Easily use and train state of the art late-interaction retrieval methods (ColBERT) in any RAG pipeline. Designed for modularity and ease-of-use, backed by research.
Apache License 2.0
2.98k stars 204 forks source link

llama_index_sentence_splitter issues #66

Open deter3 opened 9 months ago

deter3 commented 9 months ago

ragatouille 0.0.4b2 , ubuntu 22.04

when I using the sample code to run , documents is just a list of string .

Traceback (most recent call last): File "/workspace/three_methods_ranking2.py", line 160, in my_documents = processor.process_corpus(documents) File "/usr/local/lib/python3.10/dist-packages/ragatouille/data/corpus_processor.py", line 22, in process_corpus documents = self.document_splitter_fn(documents, **splitter_kwargs) File "/usr/local/lib/python3.10/dist-packages/ragatouille/data/preprocessors.py", line 9, in llama_index_sentence_splitter docs = [[Document(text=doc)] for doc in documents] TypeError: 'NoneType' object is not iterable

bclavie commented 8 months ago

Hey, could you provide more of your code?
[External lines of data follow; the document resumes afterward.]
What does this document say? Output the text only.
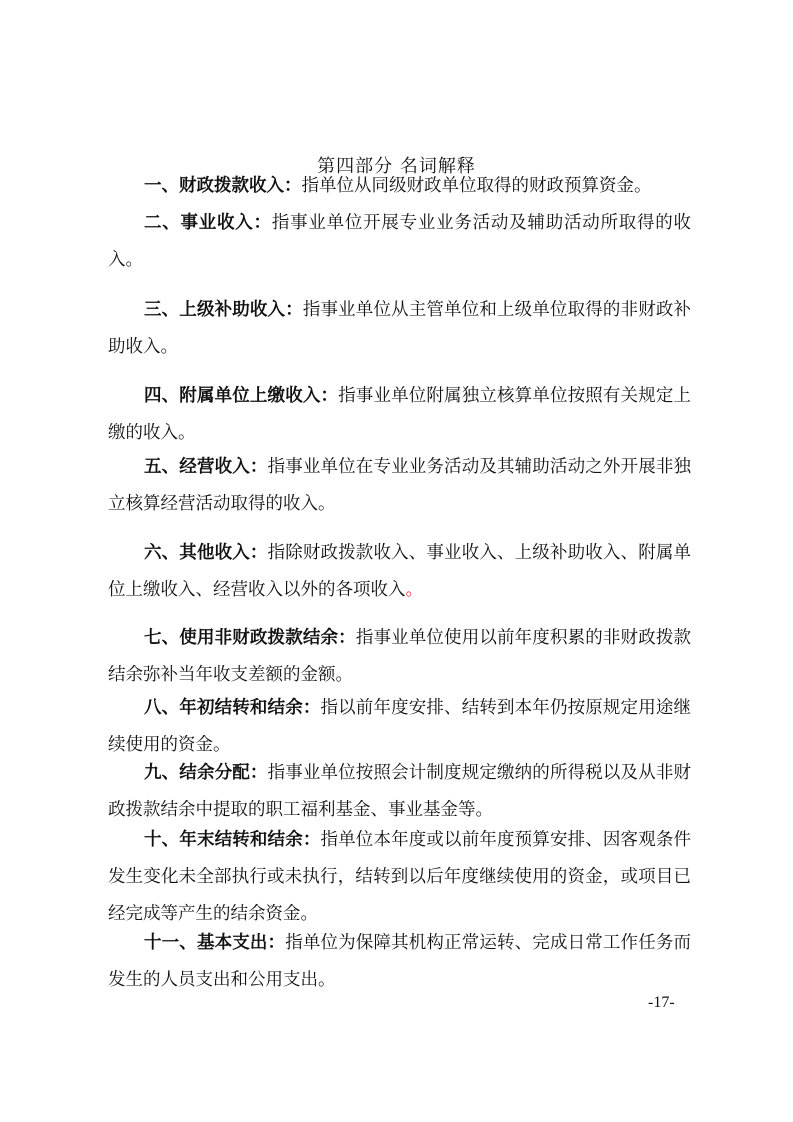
第四部分 名词解释

一、财政拨款收入：指单位从同级财政单位取得的财政预算资金。

二、事业收入：指事业单位开展专业业务活动及辅助活动所取得的收入。

三、上级补助收入：指事业单位从主管单位和上级单位取得的非财政补助收入。

四、附属单位上缴收入：指事业单位附属独立核算单位按照有关规定上缴的收入。

五、经营收入：指事业单位在专业业务活动及其辅助活动之外开展非独立核算经营活动取得的收入。

六、其他收入：指除财政拨款收入、事业收入、上级补助收入、附属单位上缴收入、经营收入以外的各项收入。

七、使用非财政拨款结余：指事业单位使用以前年度积累的非财政拨款结余弥补当年收支差额的金额。

八、年初结转和结余：指以前年度安排、结转到本年仍按原规定用途继续使用的资金。

九、结余分配：指事业单位按照会计制度规定缴纳的所得税以及从非财政拨款结余中提取的职工福利基金、事业基金等。

十、年末结转和结余：指单位本年度或以前年度预算安排、因客观条件发生变化未全部执行或未执行，结转到以后年度继续使用的资金，或项目已经完成等产生的结余资金。

十一、基本支出：指单位为保障其机构正常运转、完成日常工作任务而发生的人员支出和公用支出。

-17-
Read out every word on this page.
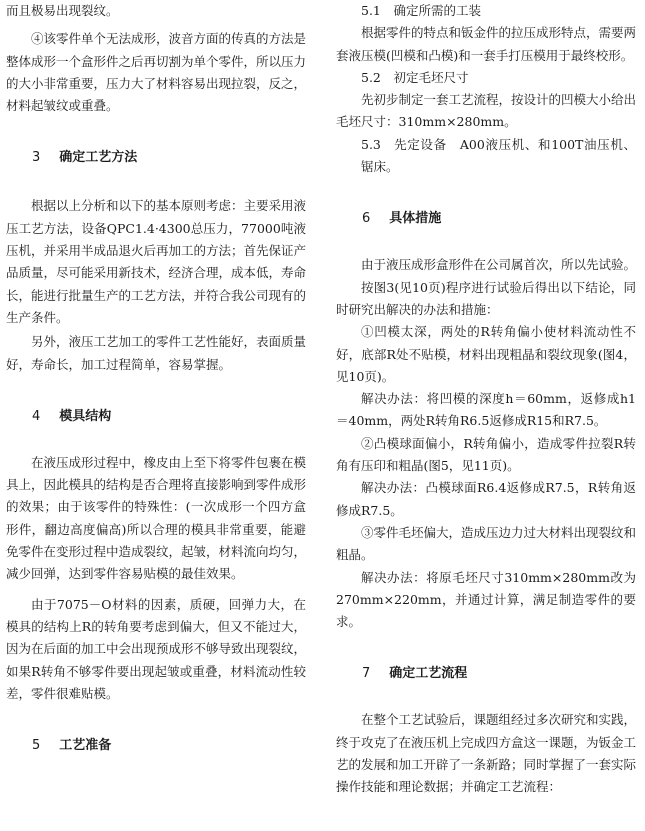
而且极易出现裂纹。

④该零件单个无法成形，波音方面的传真的方法是整体成形一个盒形件之后再切割为单个零件，所以压力的大小非常重要，压力大了材料容易出现拉裂，反之，材料起皱纹或重叠。

3 确定工艺方法

根据以上分析和以下的基本原则考虑：主要采用液压工艺方法，设备QPC1.4·4300总压力，77000吨液压机，并采用半成品退火后再加工的方法；首先保证产品质量，尽可能采用新技术，经济合理，成本低，寿命长，能进行批量生产的工艺方法，并符合我公司现有的生产条件。

另外，液压工艺加工的零件工艺性能好，表面质量好，寿命长，加工过程简单，容易掌握。

4 模具结构

在液压成形过程中，橡皮由上至下将零件包裹在模具上，因此模具的结构是否合理将直接影响到零件成形的效果；由于该零件的特殊性：(一次成形一个四方盒形件，翻边高度偏高)所以合理的模具非常重要，能避免零件在变形过程中造成裂纹，起皱，材料流向均匀，减少回弹，达到零件容易贴模的最佳效果。

由于7075－O材料的因素，质硬，回弹力大，在模具的结构上R的转角要考虑到偏大，但又不能过大，因为在后面的加工中会出现预成形不够导致出现裂纹，如果R转角不够零件要出现起皱或重叠，材料流动性较差，零件很难贴模。

5 工艺准备
5.1 确定所需的工装

根据零件的特点和钣金件的拉压成形特点，需要两套液压模(凹模和凸模)和一套手打压模用于最终校形。

5.2 初定毛坯尺寸

先初步制定一套工艺流程，按设计的凹模大小给出毛坯尺寸：310mm×280mm。

5.3 先定设备　 A00液压机、和100T油压机、锯床。

6 具体措施

由于液压成形盒形件在公司属首次，所以先试验。

按图3(见10页)程序进行试验后得出以下结论，同时研究出解决的办法和措施：

①凹模太深，两处的R转角偏小使材料流动性不好，底部R处不贴模，材料出现粗晶和裂纹现象(图4，见10页)。

解决办法：将凹模的深度h＝60mm，返修成h1＝40mm，两处R转角R6.5返修成R15和R7.5。

②凸模球面偏小，R转角偏小，造成零件拉裂R转角有压印和粗晶(图5，见11页)。

解决办法：凸模球面R6.4返修成R7.5，R转角返修成R7.5。

③零件毛坯偏大，造成压边力过大材料出现裂纹和粗晶。

解决办法：将原毛坯尺寸310mm×280mm改为270mm×220mm，并通过计算，满足制造零件的要求。

7 确定工艺流程

在整个工艺试验后，课题组经过多次研究和实践，终于攻克了在液压机上完成四方盒这一课题，为钣金工艺的发展和加工开辟了一条新路；同时掌握了一套实际操作技能和理论数据；并确定工艺流程：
It looks like the issue here is that the documents that makes it to the preprocessor is None, so would be helpful to figure out how that happened!

manisnesan commented 7 months ago

@bclavie - I faced a similar issue when I ran the notebook 06-index_free_use.ipynb from examples.

Tried to create a reproducer in the code using Colab and faced

ValidationError: 1 validation error for Document
text
  none is not an allowed value (type=type_error.none.not_allowed)

The root cause is due to one of the page being empty and hence ragatouille is throwing the error as "ValidationError" which is the right behavior.

The user need to ensure passing only valid docs before passing to Corpus_Processor.process_corpus method. This issue is not a bug and can be closed.